A successful drip campaign can lead to a 119% higher click-through rate than standard emails. That is a huge difference in the conversion rate and potential profits that can boost your marketing status.
4. Understanding customer movements
Once you’ve attracted people to your website, it is important to find out how visitors navigate it. Implementing machine learning software into your company’s website that can track users’ mouse movements, how long they spend browsing a page, and the link they used to get to a specific page can help identify patterns with the highest conversion rates, thus improving revenue.
Some software will also recommend improvements to the design of a website to lead to the highest conversion rate and reduce the number of clicks it takes to get a consumer to purchase a product.
There are APIs that can be implemented into your website as well that track users across other sites and will help recommend products they might be interested in. Have you noticed those Instagram ads for a product you just Googled two minutes ago? Well, that’s machine learning in real-time using pattern recognitions to show you deals for things you may be interested in.
Get ahead of the curve
With technology continuing to advance at a breakneck speed, marketers need to adopt audience intelligence tools to collect as much data as possible and identify the most efficient ways to convert leads.

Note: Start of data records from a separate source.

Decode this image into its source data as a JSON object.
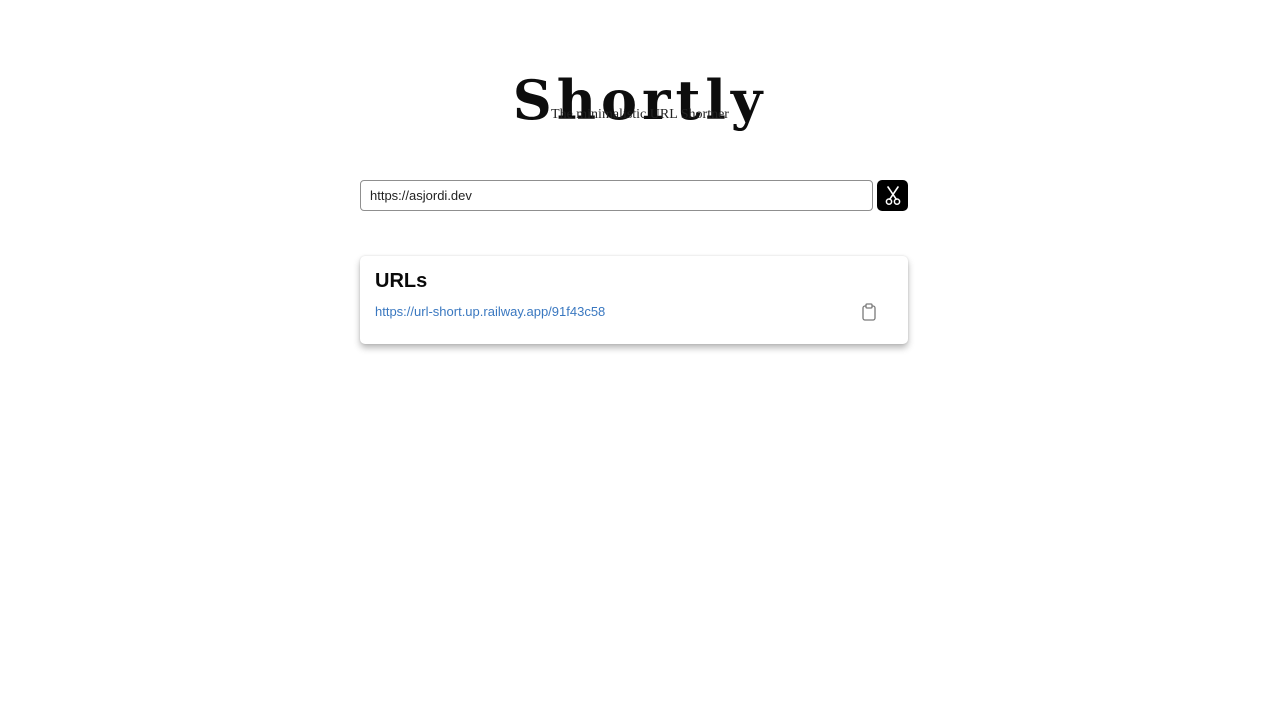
{
  "header": {
    "title": "Shortly",
    "subtitle": "The minimalistic URL Shortner"
  },
  "form": {
    "url_value": "https://asjordi.dev",
    "shorten_icon": "scissors-icon",
    "button_color": "#000000"
  },
  "urls": {
    "title": "URLs",
    "items": [
      {
        "short_url": "https://url-short.up.railway.app/91f43c58",
        "copy_icon": "clipboard-icon"
      }
    ]
  },
  "colors": {
    "link": "#3a78c0",
    "background": "#ffffff",
    "text": "#111111"
  }
}
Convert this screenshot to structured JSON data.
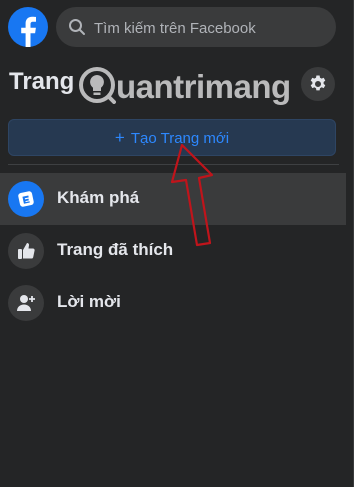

Machine learning can help companies sort through data and identify patterns and correlations. Whether it’s purchase habits, churn rates or providing LTV forecasting - anything that involves data can be used to train a model. Customer data can help companies better segment audiences, predict customer behavior and offer targeted recommendations to individual customers.
It may be in the best interest of your company to hire a software developer specializing in machine learning and data management so that you can make your own tools to help your company grow. Although the expense is high, good software is an asset these days. And if the custom platform that was made for your company works, it may provide another revenue stream for your business.